Aux États-Unis, des médecins ont constaté un lien inquiétant entre la COVID-19 et l’augmentation du nombre d’accidents vasculaires cérébraux (AVC). Le Washington Post a d’ailleurs publié un article à cet effet. Le physicien J. Mocco qui travaille entre autres au Mount Sinaï Beth Israël Hospital à New York y explique qu’il a observé une hausse significative de patients avec de larges blocages au cerveau. Leur nombre aurait doublé durant les trois semaines qu’a duré le pic de la COVID-19 aux États-Unis. Pourtant, parmi ces gens, plusieurs avaient moins de 60 ans et ne présentaient aucun facteur de risque.

Pour le Dr Mocco, aucun doute ne subsiste en son esprit par rapport aux AVC et à la COVID-19. Il mentionne dans le Washington Post : «C’est un des liens les plus clairs et une des corrélations les plus profondes que j’ai vus. C’est un signal beaucoup trop puissant pour que ça relève du hasard.»  

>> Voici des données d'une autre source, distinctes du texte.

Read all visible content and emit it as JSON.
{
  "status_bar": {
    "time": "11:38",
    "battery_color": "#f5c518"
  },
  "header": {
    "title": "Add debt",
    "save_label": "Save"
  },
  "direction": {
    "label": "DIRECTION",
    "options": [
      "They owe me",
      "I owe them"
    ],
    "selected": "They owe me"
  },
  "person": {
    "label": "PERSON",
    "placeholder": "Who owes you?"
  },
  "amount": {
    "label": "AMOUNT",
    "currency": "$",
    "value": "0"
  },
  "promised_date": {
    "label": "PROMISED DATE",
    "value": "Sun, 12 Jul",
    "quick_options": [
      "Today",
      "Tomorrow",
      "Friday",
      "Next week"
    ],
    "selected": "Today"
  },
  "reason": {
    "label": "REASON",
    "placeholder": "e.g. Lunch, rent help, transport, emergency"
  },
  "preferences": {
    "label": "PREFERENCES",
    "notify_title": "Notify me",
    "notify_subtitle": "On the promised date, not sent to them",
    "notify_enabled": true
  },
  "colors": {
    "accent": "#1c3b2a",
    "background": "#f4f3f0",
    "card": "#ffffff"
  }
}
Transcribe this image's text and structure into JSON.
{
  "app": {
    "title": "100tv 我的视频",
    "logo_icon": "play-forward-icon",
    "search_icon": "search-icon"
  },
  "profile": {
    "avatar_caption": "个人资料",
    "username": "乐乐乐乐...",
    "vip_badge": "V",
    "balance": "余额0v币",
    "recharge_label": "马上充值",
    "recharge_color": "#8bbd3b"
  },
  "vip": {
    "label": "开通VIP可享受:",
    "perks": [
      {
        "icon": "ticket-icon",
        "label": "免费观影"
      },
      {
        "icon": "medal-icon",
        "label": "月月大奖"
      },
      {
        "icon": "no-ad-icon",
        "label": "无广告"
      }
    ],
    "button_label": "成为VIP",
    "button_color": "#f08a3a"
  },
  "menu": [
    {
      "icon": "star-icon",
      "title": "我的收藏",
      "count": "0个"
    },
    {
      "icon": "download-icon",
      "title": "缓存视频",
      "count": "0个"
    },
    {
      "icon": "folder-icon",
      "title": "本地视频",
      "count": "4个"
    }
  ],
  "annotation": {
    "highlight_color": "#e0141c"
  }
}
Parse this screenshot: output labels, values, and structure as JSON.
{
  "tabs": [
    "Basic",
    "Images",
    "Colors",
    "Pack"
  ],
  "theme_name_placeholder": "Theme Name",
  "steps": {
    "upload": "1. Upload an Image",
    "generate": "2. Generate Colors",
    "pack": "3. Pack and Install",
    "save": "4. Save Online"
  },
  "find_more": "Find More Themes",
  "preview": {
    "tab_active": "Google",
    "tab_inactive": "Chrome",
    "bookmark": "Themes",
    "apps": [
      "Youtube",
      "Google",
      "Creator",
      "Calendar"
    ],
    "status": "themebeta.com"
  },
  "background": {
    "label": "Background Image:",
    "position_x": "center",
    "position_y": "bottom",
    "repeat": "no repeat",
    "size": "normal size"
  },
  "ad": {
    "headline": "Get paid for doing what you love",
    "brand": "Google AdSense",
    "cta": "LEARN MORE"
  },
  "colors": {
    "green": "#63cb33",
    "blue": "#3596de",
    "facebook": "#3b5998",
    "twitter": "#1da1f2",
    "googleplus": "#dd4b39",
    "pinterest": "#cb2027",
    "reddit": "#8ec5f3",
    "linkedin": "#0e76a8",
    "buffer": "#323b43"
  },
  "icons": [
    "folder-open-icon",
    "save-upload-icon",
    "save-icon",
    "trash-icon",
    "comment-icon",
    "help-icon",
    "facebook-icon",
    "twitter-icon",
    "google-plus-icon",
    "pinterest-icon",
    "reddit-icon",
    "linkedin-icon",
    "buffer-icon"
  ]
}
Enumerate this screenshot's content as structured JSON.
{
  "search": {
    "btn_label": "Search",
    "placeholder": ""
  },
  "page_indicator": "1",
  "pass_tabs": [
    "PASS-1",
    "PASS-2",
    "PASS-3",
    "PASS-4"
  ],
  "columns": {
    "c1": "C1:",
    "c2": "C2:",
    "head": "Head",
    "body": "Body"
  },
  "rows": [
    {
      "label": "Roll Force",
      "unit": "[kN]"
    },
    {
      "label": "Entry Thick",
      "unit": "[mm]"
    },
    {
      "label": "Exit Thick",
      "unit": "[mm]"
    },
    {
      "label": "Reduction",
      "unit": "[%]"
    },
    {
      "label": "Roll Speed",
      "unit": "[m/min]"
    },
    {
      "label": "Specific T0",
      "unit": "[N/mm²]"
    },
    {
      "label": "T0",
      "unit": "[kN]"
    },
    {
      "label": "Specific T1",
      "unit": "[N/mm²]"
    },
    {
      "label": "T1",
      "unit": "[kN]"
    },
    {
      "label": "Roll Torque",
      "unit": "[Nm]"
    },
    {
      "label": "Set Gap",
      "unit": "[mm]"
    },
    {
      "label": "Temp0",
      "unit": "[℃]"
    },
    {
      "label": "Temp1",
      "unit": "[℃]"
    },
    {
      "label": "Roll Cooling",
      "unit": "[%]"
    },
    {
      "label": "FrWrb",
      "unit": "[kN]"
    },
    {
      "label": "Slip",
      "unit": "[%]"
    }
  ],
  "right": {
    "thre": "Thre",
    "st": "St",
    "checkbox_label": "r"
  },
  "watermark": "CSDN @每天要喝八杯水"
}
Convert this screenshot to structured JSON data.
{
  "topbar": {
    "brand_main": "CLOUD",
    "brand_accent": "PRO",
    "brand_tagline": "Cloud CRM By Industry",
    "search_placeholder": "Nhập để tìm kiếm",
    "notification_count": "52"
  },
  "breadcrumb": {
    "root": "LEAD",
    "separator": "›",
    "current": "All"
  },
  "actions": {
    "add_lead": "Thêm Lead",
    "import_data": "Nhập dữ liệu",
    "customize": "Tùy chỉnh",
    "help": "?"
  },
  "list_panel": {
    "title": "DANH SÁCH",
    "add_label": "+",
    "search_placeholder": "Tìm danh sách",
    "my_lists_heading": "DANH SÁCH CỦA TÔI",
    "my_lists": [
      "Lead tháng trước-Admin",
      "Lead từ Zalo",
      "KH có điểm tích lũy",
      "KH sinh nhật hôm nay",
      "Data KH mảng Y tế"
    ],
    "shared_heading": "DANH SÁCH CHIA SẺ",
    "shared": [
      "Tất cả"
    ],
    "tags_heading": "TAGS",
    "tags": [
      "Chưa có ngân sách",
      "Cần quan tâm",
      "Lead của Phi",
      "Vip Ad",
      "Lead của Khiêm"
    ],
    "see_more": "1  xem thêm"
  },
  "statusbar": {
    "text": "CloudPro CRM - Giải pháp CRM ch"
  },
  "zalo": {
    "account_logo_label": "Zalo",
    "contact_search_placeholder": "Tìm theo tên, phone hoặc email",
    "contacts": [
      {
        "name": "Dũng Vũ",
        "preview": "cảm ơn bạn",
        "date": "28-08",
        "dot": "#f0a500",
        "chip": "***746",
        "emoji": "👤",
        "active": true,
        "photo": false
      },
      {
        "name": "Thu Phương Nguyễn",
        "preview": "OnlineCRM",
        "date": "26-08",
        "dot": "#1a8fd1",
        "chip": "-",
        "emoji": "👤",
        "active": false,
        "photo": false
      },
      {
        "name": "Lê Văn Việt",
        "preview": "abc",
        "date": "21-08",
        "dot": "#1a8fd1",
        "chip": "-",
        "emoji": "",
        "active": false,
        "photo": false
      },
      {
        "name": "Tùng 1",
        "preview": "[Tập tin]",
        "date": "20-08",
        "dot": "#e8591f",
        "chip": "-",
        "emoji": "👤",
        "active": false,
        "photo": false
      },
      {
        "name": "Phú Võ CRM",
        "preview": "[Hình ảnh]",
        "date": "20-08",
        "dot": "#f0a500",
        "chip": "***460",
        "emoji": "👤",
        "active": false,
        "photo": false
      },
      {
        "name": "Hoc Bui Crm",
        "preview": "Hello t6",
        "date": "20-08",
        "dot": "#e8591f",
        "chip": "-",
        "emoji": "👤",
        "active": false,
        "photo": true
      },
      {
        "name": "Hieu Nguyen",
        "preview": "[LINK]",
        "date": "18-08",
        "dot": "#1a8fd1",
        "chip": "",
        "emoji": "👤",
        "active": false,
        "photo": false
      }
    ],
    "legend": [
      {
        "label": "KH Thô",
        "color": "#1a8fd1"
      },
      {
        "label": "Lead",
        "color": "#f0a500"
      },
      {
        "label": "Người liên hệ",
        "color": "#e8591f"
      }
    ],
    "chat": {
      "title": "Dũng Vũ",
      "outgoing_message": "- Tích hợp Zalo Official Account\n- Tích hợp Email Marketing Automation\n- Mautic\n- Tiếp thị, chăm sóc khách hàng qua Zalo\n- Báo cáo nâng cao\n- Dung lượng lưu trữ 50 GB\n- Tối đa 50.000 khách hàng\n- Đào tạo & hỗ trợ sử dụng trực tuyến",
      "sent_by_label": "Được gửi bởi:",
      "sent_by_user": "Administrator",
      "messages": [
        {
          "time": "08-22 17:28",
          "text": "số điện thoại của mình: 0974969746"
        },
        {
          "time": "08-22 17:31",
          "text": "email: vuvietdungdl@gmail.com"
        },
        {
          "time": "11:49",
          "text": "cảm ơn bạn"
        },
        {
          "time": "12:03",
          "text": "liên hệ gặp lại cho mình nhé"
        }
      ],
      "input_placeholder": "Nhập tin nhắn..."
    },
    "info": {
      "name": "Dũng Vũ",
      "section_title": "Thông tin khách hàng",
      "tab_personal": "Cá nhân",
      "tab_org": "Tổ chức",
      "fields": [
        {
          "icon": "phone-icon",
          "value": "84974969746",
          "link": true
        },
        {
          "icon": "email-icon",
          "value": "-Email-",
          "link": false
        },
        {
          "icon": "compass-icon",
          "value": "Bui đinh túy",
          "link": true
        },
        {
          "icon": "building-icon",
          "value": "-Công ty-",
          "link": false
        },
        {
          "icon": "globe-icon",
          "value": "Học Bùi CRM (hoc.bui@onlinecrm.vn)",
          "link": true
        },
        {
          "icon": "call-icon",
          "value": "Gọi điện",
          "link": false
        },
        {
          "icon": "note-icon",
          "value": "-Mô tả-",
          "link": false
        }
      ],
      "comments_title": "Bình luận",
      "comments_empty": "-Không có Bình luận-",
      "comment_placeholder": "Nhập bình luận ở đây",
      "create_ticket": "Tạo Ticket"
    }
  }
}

Malgré tout, il ne faut pas sauter trop vite aux conclusions. Dans Le Devoir, Dre Catherine Legault, neurologue vasculaire au Centre universitaire de santé McGill (CUSM) mentionne qu’«Il faut être prudent avant d’affirmer que ces AVC sont liés à la COVID-19, car, dans notre pratique, on rencontre couramment de jeunes individus dans la quarantaine et la trentaine qui ont subi un AVC ; ce ne sont donc pas des cas inédits.»  Du côté de Montréal, épicentre de l’épidémie au Canada, il ne semble pas y avoir une augmentation marquée du nombre d’AVC chez des patients dans la trentaine, quarantaine ou dans la cinquantaine.

Dre Legault ajoute toutefois que : «ce qui est clair, c’est que l’inflammation engendrée par la COVID-19 s’accompagne d’une plus forte tendance à la coagulation, ce qui explique le fait que les patients sévèrement atteints de la COVID-19 font des thromboses veineuses ou artérielles, des AVC et d’autres complications cardiaques».

Les experts du côté des États-Unis abondent également en ce sens.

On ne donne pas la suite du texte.